Réflexion · Approche

Je fais une dizaine de mariages par an. Ce n’est pas un hasard.

Couple mariés journée mariage

La semaine, je suis ingénieur chez Décathlon. Je conçois des produits, je pense à des systèmes, à des contraintes, à des solutions. C’est un métier qui me plaît autant que la photographie — et c’est pour ça que je n’ai jamais voulu choisir.

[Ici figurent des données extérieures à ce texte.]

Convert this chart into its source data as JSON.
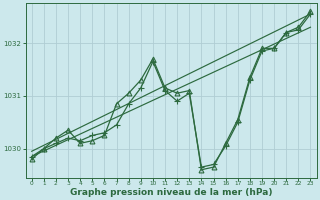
{
  "bg_color": "#cce8ec",
  "grid_color": "#b0cdd4",
  "line_color": "#2d6a3f",
  "xlabel": "Graphe pression niveau de la mer (hPa)",
  "xlabel_fontsize": 6.5,
  "xlim": [
    -0.5,
    23.5
  ],
  "ylim": [
    1029.45,
    1032.75
  ],
  "yticks": [
    1030,
    1031,
    1032
  ],
  "xticks": [
    0,
    1,
    2,
    3,
    4,
    5,
    6,
    7,
    8,
    9,
    10,
    11,
    12,
    13,
    14,
    15,
    16,
    17,
    18,
    19,
    20,
    21,
    22,
    23
  ],
  "series": [
    {
      "x": [
        0,
        1,
        2,
        3,
        4,
        5,
        6,
        7,
        8,
        9,
        10,
        11,
        12,
        13,
        14,
        15,
        16,
        17,
        18,
        19,
        20,
        21,
        22,
        23
      ],
      "y": [
        1029.85,
        1030.0,
        1030.1,
        1030.2,
        1030.15,
        1030.25,
        1030.3,
        1030.45,
        1030.85,
        1031.15,
        1031.65,
        1031.1,
        1030.9,
        1031.05,
        1029.65,
        1029.7,
        1030.05,
        1030.5,
        1031.3,
        1031.85,
        1031.9,
        1032.2,
        1032.25,
        1032.55
      ],
      "marker": "+",
      "markersize": 4,
      "lw": 0.9
    },
    {
      "x": [
        0,
        1,
        2,
        3,
        4,
        5,
        6,
        7,
        8,
        9,
        10,
        11,
        12,
        13,
        14,
        15,
        16,
        17,
        18,
        19,
        20,
        21,
        22,
        23
      ],
      "y": [
        1029.8,
        1030.0,
        1030.2,
        1030.35,
        1030.1,
        1030.15,
        1030.25,
        1030.85,
        1031.05,
        1031.3,
        1031.7,
        1031.15,
        1031.05,
        1031.1,
        1029.6,
        1029.65,
        1030.1,
        1030.55,
        1031.35,
        1031.9,
        1031.9,
        1032.2,
        1032.3,
        1032.6
      ],
      "marker": "^",
      "markersize": 3.5,
      "lw": 0.9
    },
    {
      "x": [
        0,
        23
      ],
      "y": [
        1029.85,
        1032.3
      ],
      "marker": null,
      "markersize": 0,
      "lw": 0.85
    },
    {
      "x": [
        0,
        23
      ],
      "y": [
        1029.95,
        1032.55
      ],
      "marker": null,
      "markersize": 0,
      "lw": 0.85
    }
  ]
}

Quand les gens apprennent ça, il y a deux réactions. La première : « Alors la photo c’est juste un hobby. » La deuxième, plus rare : « Ah, c’est pour ça que c’est carré. »

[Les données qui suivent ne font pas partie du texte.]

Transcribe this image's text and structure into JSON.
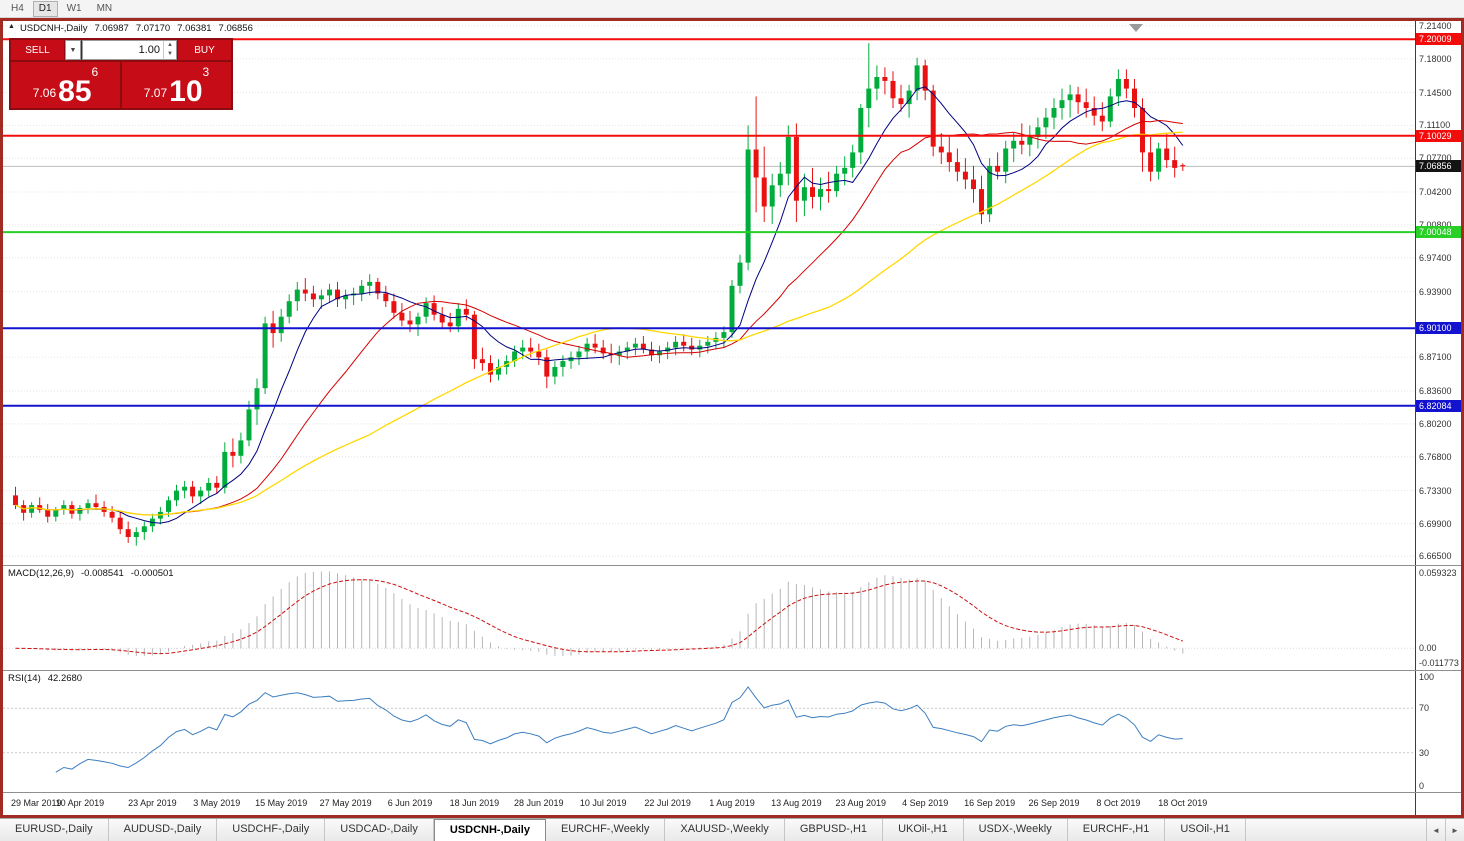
{
  "toolbar": {
    "timeframes": [
      {
        "label": "H4",
        "active": false
      },
      {
        "label": "D1",
        "active": true
      },
      {
        "label": "W1",
        "active": false
      },
      {
        "label": "MN",
        "active": false
      }
    ]
  },
  "icons": {
    "collapse": "▲",
    "dropdown": "▼",
    "spin_up": "▲",
    "spin_down": "▼",
    "tab_left": "◄",
    "tab_right": "►"
  },
  "window": {
    "title_symbol": "USDCNH-,Daily",
    "quote_open": "7.06987",
    "quote_high": "7.07170",
    "quote_low": "7.06381",
    "quote_close": "7.06856"
  },
  "trade_panel": {
    "sell_label": "SELL",
    "buy_label": "BUY",
    "volume": "1.00",
    "sell_price_main": "7.06",
    "sell_price_big": "85",
    "sell_price_sup": "6",
    "buy_price_main": "7.07",
    "buy_price_big": "10",
    "buy_price_sup": "3"
  },
  "macd": {
    "label": "MACD(12,26,9)",
    "value_main": "-0.008541",
    "value_signal": "-0.000501",
    "axis": [
      "0.059323",
      "0.00",
      "-0.011773"
    ]
  },
  "rsi": {
    "label": "RSI(14)",
    "value": "42.2680",
    "axis": [
      "100",
      "70",
      "30",
      "0"
    ]
  },
  "price_axis": {
    "ticks": [
      "7.21400",
      "7.18000",
      "7.14500",
      "7.11100",
      "7.07700",
      "7.04200",
      "7.00800",
      "6.97400",
      "6.93900",
      "6.87100",
      "6.83600",
      "6.80200",
      "6.76800",
      "6.73300",
      "6.69900",
      "6.66500"
    ],
    "current": "7.06856"
  },
  "tabs": {
    "items": [
      {
        "label": "EURUSD-,Daily",
        "active": false
      },
      {
        "label": "AUDUSD-,Daily",
        "active": false
      },
      {
        "label": "USDCHF-,Daily",
        "active": false
      },
      {
        "label": "USDCAD-,Daily",
        "active": false
      },
      {
        "label": "USDCNH-,Daily",
        "active": true
      },
      {
        "label": "EURCHF-,Weekly",
        "active": false
      },
      {
        "label": "XAUUSD-,Weekly",
        "active": false
      },
      {
        "label": "GBPUSD-,H1",
        "active": false
      },
      {
        "label": "UKOil-,H1",
        "active": false
      },
      {
        "label": "USDX-,Weekly",
        "active": false
      },
      {
        "label": "EURCHF-,H1",
        "active": false
      },
      {
        "label": "USOil-,H1",
        "active": false
      }
    ]
  },
  "chart_data": {
    "type": "candlestick",
    "title": "USDCNH-,Daily",
    "ohlc_display": "7.06987 7.07170 7.06381 7.06856",
    "y_range": [
      6.656,
      7.219
    ],
    "current_price": 7.06856,
    "bull_color": "#00ad3c",
    "bear_color": "#e81212",
    "hlines": [
      {
        "price": 7.20009,
        "label": "7.20009",
        "color": "#f20c0c"
      },
      {
        "price": 7.10029,
        "label": "7.10029",
        "color": "#f20c0c"
      },
      {
        "price": 7.00048,
        "label": "7.00048",
        "color": "#27cf27"
      },
      {
        "price": 6.901,
        "label": "6.90100",
        "color": "#1212cf"
      },
      {
        "price": 6.82084,
        "label": "6.82084",
        "color": "#1212cf"
      }
    ],
    "moving_averages": [
      {
        "period": 8,
        "color": "#000080",
        "width": 1
      },
      {
        "period": 20,
        "color": "#d40000",
        "width": 1
      },
      {
        "period": 45,
        "color": "#ffd800",
        "width": 1.3
      }
    ],
    "macd_settings": {
      "fast": 12,
      "slow": 26,
      "signal": 9,
      "hist_color": "#b6b6b6",
      "signal_color": "#cc1111",
      "range": [
        -0.0165,
        0.0625
      ]
    },
    "rsi_settings": {
      "period": 14,
      "color": "#3c7ebf",
      "levels": [
        30,
        70
      ]
    },
    "x_labels": [
      {
        "index": 0,
        "text": "29 Mar 2019"
      },
      {
        "index": 8,
        "text": "10 Apr 2019"
      },
      {
        "index": 17,
        "text": "23 Apr 2019"
      },
      {
        "index": 25,
        "text": "3 May 2019"
      },
      {
        "index": 33,
        "text": "15 May 2019"
      },
      {
        "index": 41,
        "text": "27 May 2019"
      },
      {
        "index": 49,
        "text": "6 Jun 2019"
      },
      {
        "index": 57,
        "text": "18 Jun 2019"
      },
      {
        "index": 65,
        "text": "28 Jun 2019"
      },
      {
        "index": 73,
        "text": "10 Jul 2019"
      },
      {
        "index": 81,
        "text": "22 Jul 2019"
      },
      {
        "index": 89,
        "text": "1 Aug 2019"
      },
      {
        "index": 97,
        "text": "13 Aug 2019"
      },
      {
        "index": 105,
        "text": "23 Aug 2019"
      },
      {
        "index": 113,
        "text": "4 Sep 2019"
      },
      {
        "index": 121,
        "text": "16 Sep 2019"
      },
      {
        "index": 129,
        "text": "26 Sep 2019"
      },
      {
        "index": 137,
        "text": "8 Oct 2019"
      },
      {
        "index": 145,
        "text": "18 Oct 2019"
      }
    ],
    "candles": [
      [
        6.728,
        6.737,
        6.714,
        6.718
      ],
      [
        6.718,
        6.723,
        6.702,
        6.71
      ],
      [
        6.71,
        6.721,
        6.705,
        6.718
      ],
      [
        6.718,
        6.726,
        6.71,
        6.713
      ],
      [
        6.713,
        6.719,
        6.7,
        6.706
      ],
      [
        6.706,
        6.716,
        6.701,
        6.713
      ],
      [
        6.713,
        6.723,
        6.708,
        6.718
      ],
      [
        6.718,
        6.722,
        6.704,
        6.709
      ],
      [
        6.709,
        6.718,
        6.702,
        6.715
      ],
      [
        6.715,
        6.724,
        6.709,
        6.72
      ],
      [
        6.72,
        6.729,
        6.713,
        6.716
      ],
      [
        6.716,
        6.722,
        6.706,
        6.711
      ],
      [
        6.711,
        6.717,
        6.7,
        6.705
      ],
      [
        6.705,
        6.711,
        6.688,
        6.693
      ],
      [
        6.693,
        6.701,
        6.679,
        6.685
      ],
      [
        6.685,
        6.695,
        6.676,
        6.69
      ],
      [
        6.69,
        6.701,
        6.682,
        6.696
      ],
      [
        6.696,
        6.709,
        6.69,
        6.704
      ],
      [
        6.704,
        6.716,
        6.698,
        6.711
      ],
      [
        6.711,
        6.727,
        6.706,
        6.723
      ],
      [
        6.723,
        6.739,
        6.717,
        6.733
      ],
      [
        6.733,
        6.743,
        6.725,
        6.737
      ],
      [
        6.737,
        6.743,
        6.72,
        6.727
      ],
      [
        6.727,
        6.737,
        6.719,
        6.733
      ],
      [
        6.733,
        6.746,
        6.727,
        6.741
      ],
      [
        6.741,
        6.748,
        6.73,
        6.736
      ],
      [
        6.736,
        6.783,
        6.73,
        6.773
      ],
      [
        6.773,
        6.787,
        6.757,
        6.769
      ],
      [
        6.769,
        6.793,
        6.761,
        6.785
      ],
      [
        6.785,
        6.826,
        6.779,
        6.817
      ],
      [
        6.817,
        6.849,
        6.801,
        6.839
      ],
      [
        6.839,
        6.913,
        6.833,
        6.906
      ],
      [
        6.906,
        6.919,
        6.881,
        6.896
      ],
      [
        6.896,
        6.921,
        6.887,
        6.913
      ],
      [
        6.913,
        6.936,
        6.906,
        6.929
      ],
      [
        6.929,
        6.949,
        6.919,
        6.941
      ],
      [
        6.941,
        6.953,
        6.929,
        6.937
      ],
      [
        6.937,
        6.945,
        6.923,
        6.931
      ],
      [
        6.931,
        6.941,
        6.921,
        6.935
      ],
      [
        6.935,
        6.947,
        6.927,
        6.941
      ],
      [
        6.941,
        6.949,
        6.923,
        6.931
      ],
      [
        6.931,
        6.941,
        6.921,
        6.935
      ],
      [
        6.935,
        6.943,
        6.925,
        6.937
      ],
      [
        6.937,
        6.951,
        6.929,
        6.945
      ],
      [
        6.945,
        6.957,
        6.935,
        6.949
      ],
      [
        6.949,
        6.953,
        6.931,
        6.937
      ],
      [
        6.937,
        6.945,
        6.923,
        6.929
      ],
      [
        6.929,
        6.937,
        6.911,
        6.917
      ],
      [
        6.917,
        6.927,
        6.903,
        6.909
      ],
      [
        6.909,
        6.919,
        6.897,
        6.905
      ],
      [
        6.905,
        6.917,
        6.893,
        6.913
      ],
      [
        6.913,
        6.933,
        6.906,
        6.927
      ],
      [
        6.927,
        6.935,
        6.909,
        6.915
      ],
      [
        6.915,
        6.923,
        6.901,
        6.907
      ],
      [
        6.907,
        6.917,
        6.897,
        6.903
      ],
      [
        6.903,
        6.927,
        6.897,
        6.921
      ],
      [
        6.921,
        6.931,
        6.909,
        6.915
      ],
      [
        6.915,
        6.919,
        6.859,
        6.869
      ],
      [
        6.869,
        6.881,
        6.857,
        6.865
      ],
      [
        6.865,
        6.873,
        6.845,
        6.853
      ],
      [
        6.853,
        6.869,
        6.847,
        6.861
      ],
      [
        6.861,
        6.873,
        6.853,
        6.867
      ],
      [
        6.867,
        6.883,
        6.861,
        6.877
      ],
      [
        6.877,
        6.889,
        6.869,
        6.881
      ],
      [
        6.881,
        6.891,
        6.871,
        6.877
      ],
      [
        6.877,
        6.885,
        6.863,
        6.871
      ],
      [
        6.871,
        6.879,
        6.839,
        6.851
      ],
      [
        6.851,
        6.867,
        6.843,
        6.861
      ],
      [
        6.861,
        6.873,
        6.851,
        6.867
      ],
      [
        6.867,
        6.877,
        6.859,
        6.871
      ],
      [
        6.871,
        6.883,
        6.863,
        6.877
      ],
      [
        6.877,
        6.891,
        6.869,
        6.885
      ],
      [
        6.885,
        6.895,
        6.875,
        6.881
      ],
      [
        6.881,
        6.889,
        6.869,
        6.875
      ],
      [
        6.875,
        6.885,
        6.865,
        6.873
      ],
      [
        6.873,
        6.883,
        6.863,
        6.877
      ],
      [
        6.877,
        6.887,
        6.869,
        6.881
      ],
      [
        6.881,
        6.891,
        6.873,
        6.885
      ],
      [
        6.885,
        6.893,
        6.875,
        6.879
      ],
      [
        6.879,
        6.887,
        6.867,
        6.873
      ],
      [
        6.873,
        6.883,
        6.865,
        6.877
      ],
      [
        6.877,
        6.887,
        6.869,
        6.881
      ],
      [
        6.881,
        6.893,
        6.873,
        6.887
      ],
      [
        6.887,
        6.895,
        6.877,
        6.883
      ],
      [
        6.883,
        6.891,
        6.873,
        6.879
      ],
      [
        6.879,
        6.889,
        6.871,
        6.883
      ],
      [
        6.883,
        6.893,
        6.875,
        6.887
      ],
      [
        6.887,
        6.897,
        6.879,
        6.891
      ],
      [
        6.891,
        6.903,
        6.881,
        6.897
      ],
      [
        6.897,
        6.951,
        6.891,
        6.945
      ],
      [
        6.945,
        6.977,
        6.937,
        6.969
      ],
      [
        6.969,
        7.111,
        6.961,
        7.086
      ],
      [
        7.086,
        7.141,
        7.021,
        7.057
      ],
      [
        7.057,
        7.089,
        7.011,
        7.027
      ],
      [
        7.027,
        7.061,
        7.009,
        7.049
      ],
      [
        7.049,
        7.073,
        7.037,
        7.061
      ],
      [
        7.061,
        7.111,
        7.049,
        7.099
      ],
      [
        7.099,
        7.113,
        7.011,
        7.033
      ],
      [
        7.033,
        7.061,
        7.017,
        7.047
      ],
      [
        7.047,
        7.067,
        7.025,
        7.037
      ],
      [
        7.037,
        7.057,
        7.023,
        7.045
      ],
      [
        7.045,
        7.063,
        7.031,
        7.043
      ],
      [
        7.043,
        7.069,
        7.037,
        7.061
      ],
      [
        7.061,
        7.079,
        7.049,
        7.067
      ],
      [
        7.067,
        7.091,
        7.057,
        7.083
      ],
      [
        7.083,
        7.133,
        7.071,
        7.129
      ],
      [
        7.129,
        7.196,
        7.109,
        7.149
      ],
      [
        7.149,
        7.173,
        7.137,
        7.161
      ],
      [
        7.161,
        7.171,
        7.143,
        7.157
      ],
      [
        7.157,
        7.167,
        7.129,
        7.139
      ],
      [
        7.139,
        7.153,
        7.125,
        7.133
      ],
      [
        7.133,
        7.153,
        7.119,
        7.147
      ],
      [
        7.147,
        7.181,
        7.137,
        7.173
      ],
      [
        7.173,
        7.179,
        7.137,
        7.147
      ],
      [
        7.147,
        7.153,
        7.079,
        7.089
      ],
      [
        7.089,
        7.103,
        7.071,
        7.083
      ],
      [
        7.083,
        7.099,
        7.063,
        7.073
      ],
      [
        7.073,
        7.087,
        7.053,
        7.063
      ],
      [
        7.063,
        7.077,
        7.045,
        7.055
      ],
      [
        7.055,
        7.069,
        7.031,
        7.045
      ],
      [
        7.045,
        7.059,
        7.009,
        7.019
      ],
      [
        7.019,
        7.077,
        7.011,
        7.069
      ],
      [
        7.069,
        7.083,
        7.055,
        7.063
      ],
      [
        7.063,
        7.095,
        7.051,
        7.087
      ],
      [
        7.087,
        7.103,
        7.073,
        7.095
      ],
      [
        7.095,
        7.113,
        7.081,
        7.091
      ],
      [
        7.091,
        7.111,
        7.079,
        7.099
      ],
      [
        7.099,
        7.119,
        7.087,
        7.109
      ],
      [
        7.109,
        7.129,
        7.097,
        7.119
      ],
      [
        7.119,
        7.139,
        7.107,
        7.129
      ],
      [
        7.129,
        7.149,
        7.117,
        7.137
      ],
      [
        7.137,
        7.153,
        7.119,
        7.143
      ],
      [
        7.143,
        7.151,
        7.123,
        7.135
      ],
      [
        7.135,
        7.149,
        7.119,
        7.129
      ],
      [
        7.129,
        7.141,
        7.111,
        7.121
      ],
      [
        7.121,
        7.135,
        7.105,
        7.115
      ],
      [
        7.115,
        7.149,
        7.109,
        7.141
      ],
      [
        7.141,
        7.169,
        7.131,
        7.159
      ],
      [
        7.159,
        7.169,
        7.139,
        7.149
      ],
      [
        7.149,
        7.159,
        7.119,
        7.129
      ],
      [
        7.129,
        7.139,
        7.063,
        7.083
      ],
      [
        7.083,
        7.099,
        7.053,
        7.063
      ],
      [
        7.063,
        7.093,
        7.055,
        7.087
      ],
      [
        7.087,
        7.103,
        7.067,
        7.075
      ],
      [
        7.075,
        7.089,
        7.057,
        7.067
      ],
      [
        7.0699,
        7.0717,
        7.0638,
        7.0686
      ]
    ]
  }
}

La vérité, c’est les deux à la fois.

Dix mariages par an, ça veut dire que je peux me permettre de dire non. À un mariage qui ne me ressemble pas. À une date qui tombe mal. À un couple avec qui je ne sens pas que ça va fonctionner. Ce n’est pas de l’arrogance — c’est la condition pour que je sois vraiment là quand je dis oui.

Quarante mariages par an, ça s’appelle de la production. Je ne critique pas ceux qui le font — c’est un autre métier, avec une autre logique. Mais moi je veux me souvenir de chaque couple, de chaque salle, de chaque lumière de fin d’après-midi. À dix, c’est encore possible.

Il y a aussi quelque chose de plus simple. Un mariage, pour un photographe, c’est un buffet à volonté. Du portrait, du paysage, des larmes, des rires, une lumière qui change toutes les vingt minutes. C’est pour ça que j’y reviens — pas parce que c’est un marché porteur, mais parce que c’est le seul endroit où je peux pratiquer tout ce que j’aime photographier, en une seule journée.

Dix fois par an, c’est assez pour que ça reste vrai.